Questioning the Location and Amount of Cement in a Total Knee ImplantTotal knee joint replacements have two parts: the femoral component and the tibial component. The femoral part fits up into the thighbone and forms the upper half of the new joint. The tibial implant has a plate that meets the femoral side and a stem to hold it into the tibia (lower leg bone).
This study compared the use of full versus partial cement on the tibial component. Just the underside of the plate is covered with cement in a partial, or surface, cement approach. Full cement covers the plate and the stem as it fits into the long shaft of the tibia.
One other variable was added in this study. Two different shapes of tibial stems were compared using just surface cement. Some of the tibial stems cemented in place were I-shaped, while others were more rectanglular, or cruciate, in shape.
Tibial bones from cadavers (human bodies preserved for study) were used. Today's modern equipment and computer systems make it possible to measure the effect of stress on the implant. The bone and tibial implant were exposed to 6000 cycles of stress. The machines put three times the average body weight on the implant, as if the person were standing on the leg during walking.
The authors found that the location of the cement isn't as important as the amount of cement used. Tiny motion sensors measured any movement of the implant inside the tibia. There is no difference in implant motion when the depth of cement is 3 to 5 mm. There was also no difference in motion between the I-beam and cruciate stem with surface cement.

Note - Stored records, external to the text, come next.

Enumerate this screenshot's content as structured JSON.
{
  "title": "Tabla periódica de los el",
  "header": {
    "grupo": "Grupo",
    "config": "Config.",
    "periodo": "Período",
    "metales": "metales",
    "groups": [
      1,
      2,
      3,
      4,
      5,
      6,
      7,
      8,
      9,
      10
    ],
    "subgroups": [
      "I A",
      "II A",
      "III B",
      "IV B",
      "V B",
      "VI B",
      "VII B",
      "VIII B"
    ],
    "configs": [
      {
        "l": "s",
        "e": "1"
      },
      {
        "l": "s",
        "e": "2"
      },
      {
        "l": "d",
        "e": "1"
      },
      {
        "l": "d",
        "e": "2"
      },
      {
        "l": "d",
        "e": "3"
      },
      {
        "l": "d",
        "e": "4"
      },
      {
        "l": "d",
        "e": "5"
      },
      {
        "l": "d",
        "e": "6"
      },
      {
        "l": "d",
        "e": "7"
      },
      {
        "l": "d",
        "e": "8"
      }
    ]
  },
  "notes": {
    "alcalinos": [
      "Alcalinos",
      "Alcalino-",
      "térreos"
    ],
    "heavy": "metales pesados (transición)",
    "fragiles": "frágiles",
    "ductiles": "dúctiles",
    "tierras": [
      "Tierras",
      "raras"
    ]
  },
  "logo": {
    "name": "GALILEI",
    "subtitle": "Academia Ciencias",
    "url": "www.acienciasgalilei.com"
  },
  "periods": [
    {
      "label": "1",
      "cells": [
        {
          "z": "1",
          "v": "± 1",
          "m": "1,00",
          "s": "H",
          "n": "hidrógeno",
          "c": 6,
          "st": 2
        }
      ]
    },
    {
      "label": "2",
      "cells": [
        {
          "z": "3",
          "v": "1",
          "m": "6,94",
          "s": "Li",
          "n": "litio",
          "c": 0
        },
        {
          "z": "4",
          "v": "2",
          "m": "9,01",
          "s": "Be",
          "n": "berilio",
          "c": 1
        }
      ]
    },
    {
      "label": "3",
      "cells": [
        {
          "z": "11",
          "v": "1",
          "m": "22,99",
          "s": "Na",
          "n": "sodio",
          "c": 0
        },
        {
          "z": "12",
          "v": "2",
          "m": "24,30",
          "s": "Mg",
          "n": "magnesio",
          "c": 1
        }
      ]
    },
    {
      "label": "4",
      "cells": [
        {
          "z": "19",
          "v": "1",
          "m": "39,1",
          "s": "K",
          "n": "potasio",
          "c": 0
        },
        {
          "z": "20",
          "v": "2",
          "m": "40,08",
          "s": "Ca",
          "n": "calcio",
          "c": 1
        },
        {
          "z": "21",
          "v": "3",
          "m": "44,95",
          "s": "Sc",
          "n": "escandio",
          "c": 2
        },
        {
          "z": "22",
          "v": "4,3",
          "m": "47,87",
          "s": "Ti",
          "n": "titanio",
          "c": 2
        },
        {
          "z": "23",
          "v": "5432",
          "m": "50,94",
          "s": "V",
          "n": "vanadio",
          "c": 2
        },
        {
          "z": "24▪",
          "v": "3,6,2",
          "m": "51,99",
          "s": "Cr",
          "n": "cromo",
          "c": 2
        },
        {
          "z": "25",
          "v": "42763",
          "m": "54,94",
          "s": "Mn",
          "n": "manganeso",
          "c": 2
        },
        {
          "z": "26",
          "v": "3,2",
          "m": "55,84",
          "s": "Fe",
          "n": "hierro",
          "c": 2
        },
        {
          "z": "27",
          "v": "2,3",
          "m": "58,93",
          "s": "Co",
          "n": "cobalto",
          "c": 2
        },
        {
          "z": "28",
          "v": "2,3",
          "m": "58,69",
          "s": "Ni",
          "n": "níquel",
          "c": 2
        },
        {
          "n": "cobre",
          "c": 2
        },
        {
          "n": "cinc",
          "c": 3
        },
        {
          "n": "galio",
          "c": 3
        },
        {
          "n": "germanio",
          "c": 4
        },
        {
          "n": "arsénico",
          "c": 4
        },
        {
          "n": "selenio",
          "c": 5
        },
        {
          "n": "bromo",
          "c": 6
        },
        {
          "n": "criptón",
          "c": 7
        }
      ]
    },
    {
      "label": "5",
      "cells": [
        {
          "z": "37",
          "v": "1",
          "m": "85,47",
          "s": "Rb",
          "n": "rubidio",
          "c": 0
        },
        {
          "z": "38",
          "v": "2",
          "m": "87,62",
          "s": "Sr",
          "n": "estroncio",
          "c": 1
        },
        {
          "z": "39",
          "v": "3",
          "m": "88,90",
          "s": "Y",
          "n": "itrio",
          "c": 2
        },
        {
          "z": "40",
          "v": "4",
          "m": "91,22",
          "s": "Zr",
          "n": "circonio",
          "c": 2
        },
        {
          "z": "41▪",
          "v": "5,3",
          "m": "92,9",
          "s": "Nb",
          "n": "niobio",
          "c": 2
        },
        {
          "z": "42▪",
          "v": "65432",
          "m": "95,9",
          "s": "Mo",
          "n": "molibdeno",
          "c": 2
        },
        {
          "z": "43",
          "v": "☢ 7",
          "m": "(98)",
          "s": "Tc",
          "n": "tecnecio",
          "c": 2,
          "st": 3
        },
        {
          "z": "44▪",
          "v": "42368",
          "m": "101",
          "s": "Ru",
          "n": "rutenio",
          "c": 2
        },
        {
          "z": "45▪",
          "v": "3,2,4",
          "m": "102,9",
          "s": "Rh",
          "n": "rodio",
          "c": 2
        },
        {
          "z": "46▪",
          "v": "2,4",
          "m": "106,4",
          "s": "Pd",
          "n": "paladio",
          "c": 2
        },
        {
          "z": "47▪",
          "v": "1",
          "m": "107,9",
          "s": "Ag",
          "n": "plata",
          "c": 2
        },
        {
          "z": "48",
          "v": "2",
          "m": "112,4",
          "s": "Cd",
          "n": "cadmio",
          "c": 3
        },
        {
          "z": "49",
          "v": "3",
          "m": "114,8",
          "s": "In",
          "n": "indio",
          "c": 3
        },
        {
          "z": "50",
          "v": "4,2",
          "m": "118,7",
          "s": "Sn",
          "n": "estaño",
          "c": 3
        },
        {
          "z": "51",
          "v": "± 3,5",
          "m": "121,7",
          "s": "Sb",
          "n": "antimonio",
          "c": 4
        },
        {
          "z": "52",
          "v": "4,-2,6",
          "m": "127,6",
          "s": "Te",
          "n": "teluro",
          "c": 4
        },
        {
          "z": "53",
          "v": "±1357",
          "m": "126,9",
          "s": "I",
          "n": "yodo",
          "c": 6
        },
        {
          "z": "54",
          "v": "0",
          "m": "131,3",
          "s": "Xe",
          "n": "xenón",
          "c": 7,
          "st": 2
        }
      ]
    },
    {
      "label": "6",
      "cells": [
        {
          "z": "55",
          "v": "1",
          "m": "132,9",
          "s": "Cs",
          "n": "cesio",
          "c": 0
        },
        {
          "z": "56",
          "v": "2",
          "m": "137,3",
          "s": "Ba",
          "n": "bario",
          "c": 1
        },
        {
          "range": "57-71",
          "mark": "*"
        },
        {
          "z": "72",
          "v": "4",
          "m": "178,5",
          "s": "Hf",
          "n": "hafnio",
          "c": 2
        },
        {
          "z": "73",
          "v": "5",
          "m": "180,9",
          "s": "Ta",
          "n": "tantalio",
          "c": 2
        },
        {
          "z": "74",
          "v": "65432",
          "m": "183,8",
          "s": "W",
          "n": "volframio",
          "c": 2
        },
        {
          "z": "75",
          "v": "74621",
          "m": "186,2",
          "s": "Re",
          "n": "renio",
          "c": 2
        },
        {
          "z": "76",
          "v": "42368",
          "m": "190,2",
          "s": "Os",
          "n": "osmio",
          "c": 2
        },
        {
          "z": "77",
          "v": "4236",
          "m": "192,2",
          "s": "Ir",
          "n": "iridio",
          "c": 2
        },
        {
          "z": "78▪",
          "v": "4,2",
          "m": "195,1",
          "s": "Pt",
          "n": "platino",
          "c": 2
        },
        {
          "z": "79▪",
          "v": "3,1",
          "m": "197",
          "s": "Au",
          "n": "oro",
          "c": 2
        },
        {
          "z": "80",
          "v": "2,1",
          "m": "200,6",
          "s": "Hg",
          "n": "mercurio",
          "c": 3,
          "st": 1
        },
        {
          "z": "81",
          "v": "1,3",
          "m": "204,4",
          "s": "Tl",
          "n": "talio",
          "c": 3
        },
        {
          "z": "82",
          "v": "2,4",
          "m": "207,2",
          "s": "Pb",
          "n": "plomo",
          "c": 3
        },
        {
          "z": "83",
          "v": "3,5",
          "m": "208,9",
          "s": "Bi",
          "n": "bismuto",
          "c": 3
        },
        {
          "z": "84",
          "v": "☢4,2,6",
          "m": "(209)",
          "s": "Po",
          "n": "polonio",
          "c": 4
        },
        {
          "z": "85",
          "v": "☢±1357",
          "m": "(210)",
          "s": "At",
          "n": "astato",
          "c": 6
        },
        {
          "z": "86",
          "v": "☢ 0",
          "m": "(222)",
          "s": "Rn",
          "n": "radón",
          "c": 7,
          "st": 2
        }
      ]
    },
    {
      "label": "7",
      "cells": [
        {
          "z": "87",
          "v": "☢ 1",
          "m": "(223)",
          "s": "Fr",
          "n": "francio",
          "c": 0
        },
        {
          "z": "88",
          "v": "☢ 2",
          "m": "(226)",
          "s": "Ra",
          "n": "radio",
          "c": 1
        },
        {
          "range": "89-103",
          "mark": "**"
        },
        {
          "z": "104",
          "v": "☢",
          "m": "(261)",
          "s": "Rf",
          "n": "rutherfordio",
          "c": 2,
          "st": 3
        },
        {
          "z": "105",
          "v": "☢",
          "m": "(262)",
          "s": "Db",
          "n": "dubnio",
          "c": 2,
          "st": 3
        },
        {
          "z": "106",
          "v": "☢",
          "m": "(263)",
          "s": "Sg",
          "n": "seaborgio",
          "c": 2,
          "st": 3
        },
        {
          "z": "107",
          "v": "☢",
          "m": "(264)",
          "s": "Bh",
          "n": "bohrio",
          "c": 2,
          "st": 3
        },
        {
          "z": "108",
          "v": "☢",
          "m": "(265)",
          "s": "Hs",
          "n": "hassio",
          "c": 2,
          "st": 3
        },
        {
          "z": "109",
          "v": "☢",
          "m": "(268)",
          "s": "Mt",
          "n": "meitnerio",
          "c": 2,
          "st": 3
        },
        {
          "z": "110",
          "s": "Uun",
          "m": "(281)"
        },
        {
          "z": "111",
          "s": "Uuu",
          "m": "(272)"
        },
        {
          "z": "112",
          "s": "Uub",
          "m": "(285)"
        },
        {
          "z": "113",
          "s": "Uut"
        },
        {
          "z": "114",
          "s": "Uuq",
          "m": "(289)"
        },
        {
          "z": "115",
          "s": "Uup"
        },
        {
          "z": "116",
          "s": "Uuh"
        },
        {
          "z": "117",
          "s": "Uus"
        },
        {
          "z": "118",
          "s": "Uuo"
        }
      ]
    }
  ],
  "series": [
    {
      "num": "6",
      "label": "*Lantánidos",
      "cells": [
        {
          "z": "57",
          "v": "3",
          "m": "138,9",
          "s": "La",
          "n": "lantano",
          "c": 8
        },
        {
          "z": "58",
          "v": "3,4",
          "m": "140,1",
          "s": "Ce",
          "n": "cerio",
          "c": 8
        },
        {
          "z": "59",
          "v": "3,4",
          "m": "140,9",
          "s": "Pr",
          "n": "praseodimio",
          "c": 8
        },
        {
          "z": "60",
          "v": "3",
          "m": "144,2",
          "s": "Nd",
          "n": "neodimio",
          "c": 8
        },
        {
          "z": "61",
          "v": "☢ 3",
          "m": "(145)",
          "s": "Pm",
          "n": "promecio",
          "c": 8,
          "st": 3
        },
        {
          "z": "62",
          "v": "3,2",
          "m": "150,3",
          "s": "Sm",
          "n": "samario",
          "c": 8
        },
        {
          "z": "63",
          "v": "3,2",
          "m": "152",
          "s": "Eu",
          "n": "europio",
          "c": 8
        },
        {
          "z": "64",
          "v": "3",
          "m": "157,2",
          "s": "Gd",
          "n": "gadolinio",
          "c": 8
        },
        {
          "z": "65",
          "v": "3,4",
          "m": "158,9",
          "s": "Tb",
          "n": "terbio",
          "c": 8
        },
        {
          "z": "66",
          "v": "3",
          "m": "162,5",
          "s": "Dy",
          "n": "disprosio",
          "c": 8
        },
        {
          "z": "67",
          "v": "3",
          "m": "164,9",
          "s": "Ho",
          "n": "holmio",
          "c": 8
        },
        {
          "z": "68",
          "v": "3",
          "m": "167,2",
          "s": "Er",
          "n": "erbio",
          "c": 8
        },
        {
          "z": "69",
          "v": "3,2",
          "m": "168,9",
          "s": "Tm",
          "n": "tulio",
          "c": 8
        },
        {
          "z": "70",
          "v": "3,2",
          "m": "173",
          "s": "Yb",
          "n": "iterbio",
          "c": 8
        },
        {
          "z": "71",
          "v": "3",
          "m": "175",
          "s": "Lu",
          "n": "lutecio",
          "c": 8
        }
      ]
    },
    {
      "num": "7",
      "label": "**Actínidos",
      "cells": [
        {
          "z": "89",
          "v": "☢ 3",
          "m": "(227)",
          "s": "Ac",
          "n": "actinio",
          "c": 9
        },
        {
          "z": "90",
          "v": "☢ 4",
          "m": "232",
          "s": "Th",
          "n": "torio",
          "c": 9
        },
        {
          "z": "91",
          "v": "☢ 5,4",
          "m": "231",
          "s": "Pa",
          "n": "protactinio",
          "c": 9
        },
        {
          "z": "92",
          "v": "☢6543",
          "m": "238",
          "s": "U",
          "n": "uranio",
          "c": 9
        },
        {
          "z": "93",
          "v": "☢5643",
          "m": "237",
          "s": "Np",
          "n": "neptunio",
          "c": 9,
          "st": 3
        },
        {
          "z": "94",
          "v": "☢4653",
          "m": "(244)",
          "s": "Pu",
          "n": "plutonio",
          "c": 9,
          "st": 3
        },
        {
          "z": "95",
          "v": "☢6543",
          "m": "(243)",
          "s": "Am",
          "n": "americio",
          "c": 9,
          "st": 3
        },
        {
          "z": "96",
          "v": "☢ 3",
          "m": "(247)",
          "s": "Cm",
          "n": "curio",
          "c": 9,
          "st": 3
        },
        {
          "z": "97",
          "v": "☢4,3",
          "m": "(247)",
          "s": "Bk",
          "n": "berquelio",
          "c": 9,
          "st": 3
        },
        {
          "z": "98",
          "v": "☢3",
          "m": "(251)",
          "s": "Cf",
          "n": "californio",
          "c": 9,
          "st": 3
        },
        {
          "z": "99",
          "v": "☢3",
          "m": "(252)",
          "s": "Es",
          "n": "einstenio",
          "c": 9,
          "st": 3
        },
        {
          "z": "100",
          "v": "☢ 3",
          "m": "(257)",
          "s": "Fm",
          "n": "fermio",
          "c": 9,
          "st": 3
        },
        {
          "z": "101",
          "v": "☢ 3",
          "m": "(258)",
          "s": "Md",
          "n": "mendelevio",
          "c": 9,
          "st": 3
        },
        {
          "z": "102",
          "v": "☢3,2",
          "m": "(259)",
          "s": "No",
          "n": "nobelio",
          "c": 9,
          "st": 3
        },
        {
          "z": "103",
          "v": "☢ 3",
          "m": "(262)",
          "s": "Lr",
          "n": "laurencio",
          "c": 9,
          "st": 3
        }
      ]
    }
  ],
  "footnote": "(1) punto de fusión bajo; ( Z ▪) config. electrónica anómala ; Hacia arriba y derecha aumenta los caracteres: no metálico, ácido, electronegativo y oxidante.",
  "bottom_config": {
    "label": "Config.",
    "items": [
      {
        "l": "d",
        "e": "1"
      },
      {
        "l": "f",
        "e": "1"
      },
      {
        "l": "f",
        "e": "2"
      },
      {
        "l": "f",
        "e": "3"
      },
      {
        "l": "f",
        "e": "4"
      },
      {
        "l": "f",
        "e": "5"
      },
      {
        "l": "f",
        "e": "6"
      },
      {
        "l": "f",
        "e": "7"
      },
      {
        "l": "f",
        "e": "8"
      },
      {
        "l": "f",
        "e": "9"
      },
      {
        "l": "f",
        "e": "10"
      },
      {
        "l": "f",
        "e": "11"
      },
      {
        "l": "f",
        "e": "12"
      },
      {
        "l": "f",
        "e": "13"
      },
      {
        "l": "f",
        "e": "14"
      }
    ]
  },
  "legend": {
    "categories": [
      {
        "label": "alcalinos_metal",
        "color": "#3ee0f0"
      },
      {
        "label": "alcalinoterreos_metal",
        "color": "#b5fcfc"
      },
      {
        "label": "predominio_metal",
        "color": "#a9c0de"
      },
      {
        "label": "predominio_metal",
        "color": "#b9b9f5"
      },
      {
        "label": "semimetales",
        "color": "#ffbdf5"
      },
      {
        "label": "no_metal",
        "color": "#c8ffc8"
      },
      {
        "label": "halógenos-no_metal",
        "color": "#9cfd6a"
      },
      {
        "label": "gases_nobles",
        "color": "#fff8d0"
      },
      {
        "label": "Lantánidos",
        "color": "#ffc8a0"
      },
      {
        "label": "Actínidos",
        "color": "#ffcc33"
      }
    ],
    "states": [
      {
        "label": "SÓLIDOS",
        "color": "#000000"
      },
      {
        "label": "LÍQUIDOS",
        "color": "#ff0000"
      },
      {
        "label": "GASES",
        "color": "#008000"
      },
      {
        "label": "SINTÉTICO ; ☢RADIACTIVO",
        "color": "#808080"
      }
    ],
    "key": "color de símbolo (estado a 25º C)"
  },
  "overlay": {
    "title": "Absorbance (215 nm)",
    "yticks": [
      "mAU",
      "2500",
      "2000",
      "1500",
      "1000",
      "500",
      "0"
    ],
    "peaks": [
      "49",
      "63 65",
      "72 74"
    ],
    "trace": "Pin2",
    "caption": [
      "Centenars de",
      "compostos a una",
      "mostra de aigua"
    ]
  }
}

The authors conclude that since knee joint replacements may have to be revised or replaced, surface cement should be used. With less cement, the implant may come out more easily if it needs to be removed. Less bone damage improves the chances of success for a second implant.
Christopher L. Peters, MD, et al. Tibial Component Fixation with Cement. In Clinical Orthopaedics and Related Research. April 2003. Vol. 409. Pp. 158-168.